Employers throughout New York City work hard to foster productive and respectful work environments where their employees can contribute and thrive in their jobs. When lines of communication are open between workers, supervisors, and management, small disagreements or problems can often be settled before they become big challenges for employers. However, some employee issues can escalate quickly and require the time and attention of human resources and managing leaders.

Sexual harassment is a legal matter that can infiltrate workplaces and create damaging issues throughout worker teams. This post will talk about sexual harassment and the steps employers can take to deal with claims of sexual harassment before they escalate into serious legal complaints. No part of this post is provided as legal advice and all questions about sexual harassment should be directed to knowledgeable New York-based employment law attorneys.

Sexual harassment: Know the types

There are two main forms of sexual harassment recognized under the laws of the state and the federal government: hostile work environment and quid pro quo harassment. Hostile work environments are created when workers are subjected to images, words, jokes, or other forms of communication that are demeaning and of a sexual nature. Quid pro quo harassment happens when a work benefit is attached to an employee’s acquiescence to a supervisor’s sexual request.

Both types of sexual harassment are damaging to workplaces and can cause employers to incur liability if they do not respond to claims from employees. How an employer responds can dictate how quickly a claim is resolved.
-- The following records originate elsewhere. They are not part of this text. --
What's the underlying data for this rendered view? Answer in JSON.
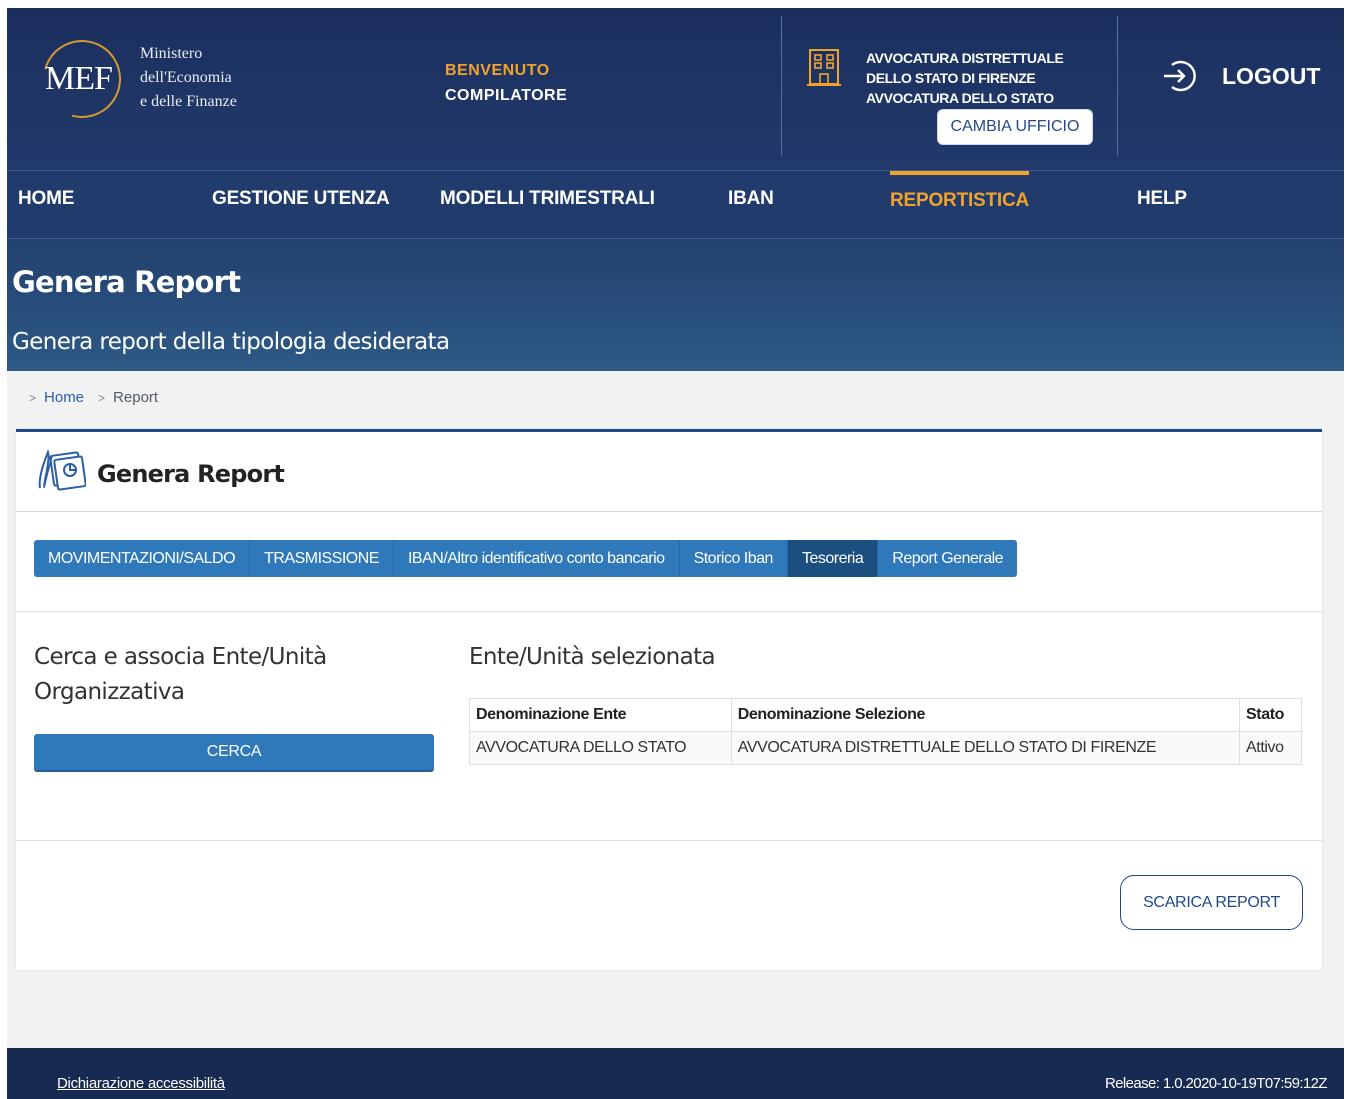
{
  "header": {
    "logo_text": "MEF",
    "ministry_lines": [
      "Ministero",
      "dell'Economia",
      "e delle Finanze"
    ],
    "welcome_label": "BENVENUTO",
    "user_role": "COMPILATORE",
    "office_lines": [
      "AVVOCATURA DISTRETTUALE",
      "DELLO STATO DI FIRENZE",
      "AVVOCATURA DELLO STATO"
    ],
    "change_office_label": "CAMBIA UFFICIO",
    "logout_label": "LOGOUT",
    "icons": {
      "office": "building-icon",
      "logout": "logout-icon"
    }
  },
  "nav": {
    "items": [
      {
        "label": "HOME"
      },
      {
        "label": "GESTIONE UTENZA"
      },
      {
        "label": "MODELLI TRIMESTRALI"
      },
      {
        "label": "IBAN"
      },
      {
        "label": "REPORTISTICA"
      },
      {
        "label": "HELP"
      }
    ],
    "active": "REPORTISTICA"
  },
  "page": {
    "title": "Genera Report",
    "subtitle": "Genera report della tipologia desiderata"
  },
  "breadcrumb": {
    "separator": ">",
    "items": [
      "Home",
      "Report"
    ]
  },
  "card": {
    "title": "Genera Report",
    "tabs": [
      {
        "label": "MOVIMENTAZIONI/SALDO"
      },
      {
        "label": "TRASMISSIONE"
      },
      {
        "label": "IBAN/Altro identificativo conto bancario"
      },
      {
        "label": "Storico Iban"
      },
      {
        "label": "Tesoreria"
      },
      {
        "label": "Report Generale"
      }
    ],
    "active_tab": "Tesoreria",
    "search_title": "Cerca e associa Ente/Unità Organizzativa",
    "search_button": "CERCA",
    "selected_title": "Ente/Unità selezionata",
    "table": {
      "headers": [
        "Denominazione Ente",
        "Denominazione Selezione",
        "Stato"
      ],
      "rows": [
        [
          "AVVOCATURA DELLO STATO",
          "AVVOCATURA DISTRETTUALE DELLO STATO DI FIRENZE",
          "Attivo"
        ]
      ]
    },
    "download_button": "SCARICA REPORT"
  },
  "footer": {
    "accessibility_link": "Dichiarazione accessibilità",
    "release": "Release: 1.0.2020-10-19T07:59:12Z"
  },
  "colors": {
    "header_bg": "#1b2f5e",
    "accent_orange": "#f2a22a",
    "tab_blue": "#2f79ba",
    "tab_active": "#1b4f80",
    "footer_bg": "#172a52"
  }
}
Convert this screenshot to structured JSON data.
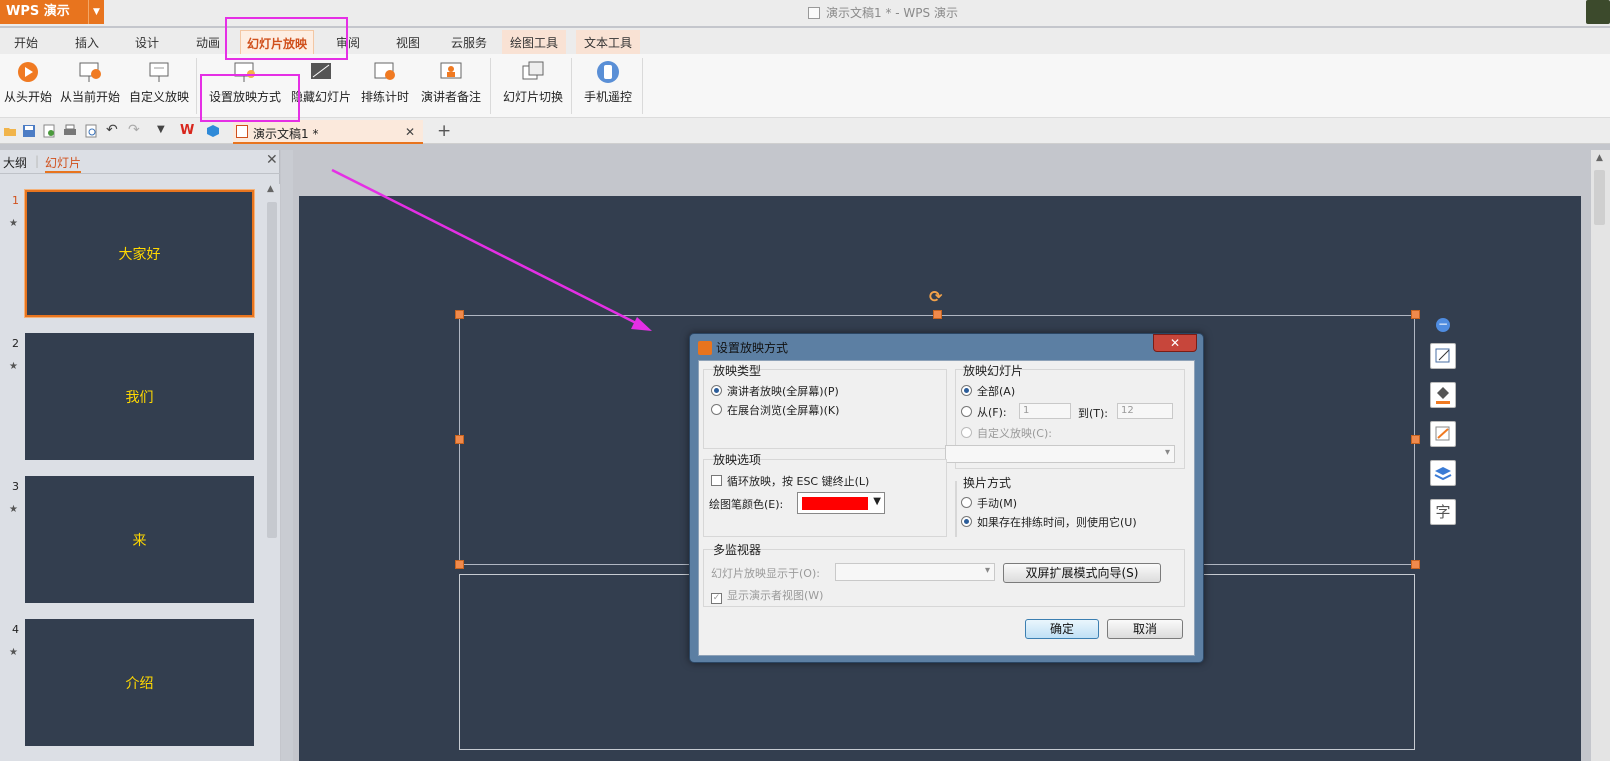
{
  "app": {
    "name": "WPS 演示",
    "window_title": "演示文稿1 * - WPS 演示"
  },
  "menu": [
    "开始",
    "插入",
    "设计",
    "动画",
    "幻灯片放映",
    "审阅",
    "视图",
    "云服务",
    "绘图工具",
    "文本工具"
  ],
  "ribbon": {
    "from_start": "从头开始",
    "from_current": "从当前开始",
    "custom_show": "自定义放映",
    "setup_show": "设置放映方式",
    "hide_slide": "隐藏幻灯片",
    "rehearse": "排练计时",
    "presenter_notes": "演讲者备注",
    "transition": "幻灯片切换",
    "phone_remote": "手机遥控"
  },
  "document_tab": {
    "label": "演示文稿1 *"
  },
  "left_panel": {
    "tab_outline": "大纲",
    "tab_slides": "幻灯片",
    "slides": [
      {
        "num": "1",
        "text": "大家好"
      },
      {
        "num": "2",
        "text": "我们"
      },
      {
        "num": "3",
        "text": "来"
      },
      {
        "num": "4",
        "text": "介绍"
      }
    ]
  },
  "dialog": {
    "title": "设置放映方式",
    "show_type": {
      "label": "放映类型",
      "opt_presenter": "演讲者放映(全屏幕)(P)",
      "opt_kiosk": "在展台浏览(全屏幕)(K)"
    },
    "slides": {
      "label": "放映幻灯片",
      "opt_all": "全部(A)",
      "opt_from": "从(F):",
      "from_value": "1",
      "to_label": "到(T):",
      "to_value": "12",
      "opt_custom": "自定义放映(C):"
    },
    "options": {
      "label": "放映选项",
      "loop": "循环放映，按 ESC 键终止(L)",
      "pen_color": "绘图笔颜色(E):",
      "pen_color_value": "#ff0000"
    },
    "advance": {
      "label": "换片方式",
      "opt_manual": "手动(M)",
      "opt_timings": "如果存在排练时间，则使用它(U)"
    },
    "monitors": {
      "label": "多监视器",
      "display_on": "幻灯片放映显示于(O):",
      "wizard_button": "双屏扩展模式向导(S)",
      "presenter_view": "显示演示者视图(W)"
    },
    "ok": "确定",
    "cancel": "取消"
  },
  "colors": {
    "accent": "#e8741e",
    "slide_bg": "#333e4f",
    "slide_text": "#ffd800",
    "highlight": "#e52fe5"
  }
}
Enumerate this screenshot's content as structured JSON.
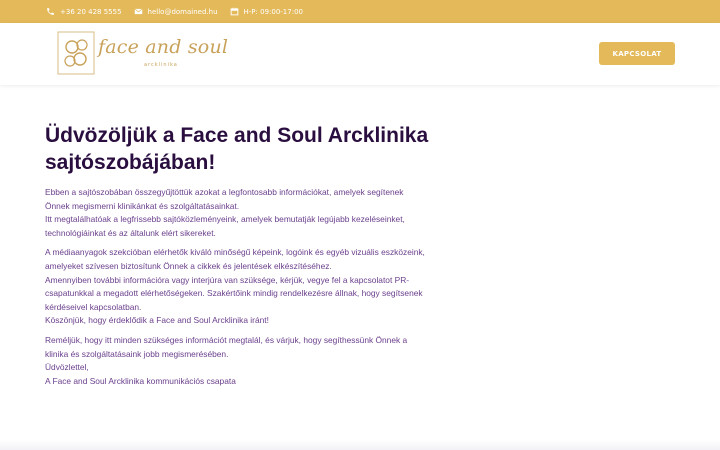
{
  "topbar": {
    "phone": "+36 20 428 5555",
    "email": "hello@domained.hu",
    "hours": "H-P: 09:00-17:00",
    "icons": [
      "phone-icon",
      "envelope-icon",
      "calendar-icon"
    ]
  },
  "header": {
    "logo_text": "face and soul",
    "logo_sub": "arcklinika",
    "contact_label": "KAPCSOLAT"
  },
  "main": {
    "title_line1": "Üdvözöljük a Face and Soul Arcklinika",
    "title_line2": "sajtószobájában!",
    "paragraphs": [
      [
        "Ebben a sajtószobában összegyűjtöttük azokat a legfontosabb információkat, amelyek segítenek",
        "Önnek megismerni klinikánkat és szolgáltatásainkat.",
        "Itt megtalálhatóak a legfrissebb sajtóközleményeink, amelyek bemutatják legújabb kezeléseinket,",
        "technológiáinkat és az általunk elért sikereket."
      ],
      [
        "A médiaanyagok szekcióban elérhetők kiváló minőségű képeink, logóink és egyéb vizuális eszközeink,",
        "amelyeket szívesen biztosítunk Önnek a cikkek és jelentések elkészítéséhez.",
        "Amennyiben további információra vagy interjúra van szüksége, kérjük, vegye fel a kapcsolatot PR-",
        "csapatunkkal a megadott elérhetőségeken. Szakértőink mindig rendelkezésre állnak, hogy segítsenek",
        "kérdéseivel kapcsolatban.",
        "Köszönjük, hogy érdeklődik a Face and Soul Arcklinika iránt!"
      ],
      [
        "Reméljük, hogy itt minden szükséges információt megtalál, és várjuk, hogy segíthessünk Önnek a",
        "klinika és szolgáltatásaink jobb megismerésében.",
        "Üdvözlettel,",
        "A Face and Soul Arcklinika kommunikációs csapata"
      ]
    ]
  },
  "colors": {
    "accent": "#e3b95a",
    "title": "#2a0e3f",
    "body_text": "#6a3f8c",
    "logo": "#c9a25a"
  }
}
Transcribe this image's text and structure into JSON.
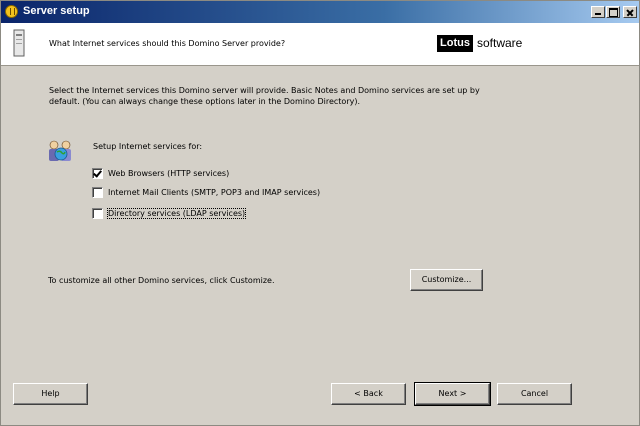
{
  "window": {
    "title": "Server setup",
    "controls": {
      "minimize": "minimize",
      "maximize": "maximize",
      "close": "close"
    }
  },
  "header": {
    "question": "What Internet services should this Domino Server provide?",
    "logo_brand": "Lotus",
    "logo_suffix": "software"
  },
  "intro_text": "Select the Internet services this Domino server will provide. Basic Notes and Domino services are set up by default. (You can always change these options later in the Domino Directory).",
  "setup_label": "Setup Internet services for:",
  "services": [
    {
      "label": "Web Browsers (HTTP services)",
      "checked": true
    },
    {
      "label": "Internet Mail Clients (SMTP, POP3 and IMAP services)",
      "checked": false
    },
    {
      "label": "Directory services (LDAP services)",
      "checked": false,
      "focused": true
    }
  ],
  "customize_text": "To customize all other Domino services, click Customize.",
  "buttons": {
    "customize": "Customize...",
    "help": "Help",
    "back": "< Back",
    "next": "Next >",
    "cancel": "Cancel"
  },
  "icons": {
    "title": "lotus-notes-icon",
    "document": "document-icon",
    "users": "users-globe-icon"
  }
}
Addressing sexual harassment in the workplace

One of the most critical components of employer liability in sexual harassment cases is whether the employer knew or should have known that the employee was subjected to sexual harassment at work. If an employee speaks up about alleged harassment and their employer does nothing to pursue the veracity of the claim, that employer may later be found liable for allowing the harassment to occur.

Claims of sexual harassment should be recorded and investigated by employers when they are lodged by employees. Employers can communicate with alleged victims and alleged harassers about their actions or inactions with regard to the alleged harassment and can involve different departments, such as human resources, in the inquiry process of understanding the bases of the claims.

Employers should remember that retaliating against allegedly harassed workers is illegal and can cause them to incur additional legal punishments. Sexual harassment can be a damaging event at work, but with legal help many employers can successfully address it in-house and keep their workplaces safe.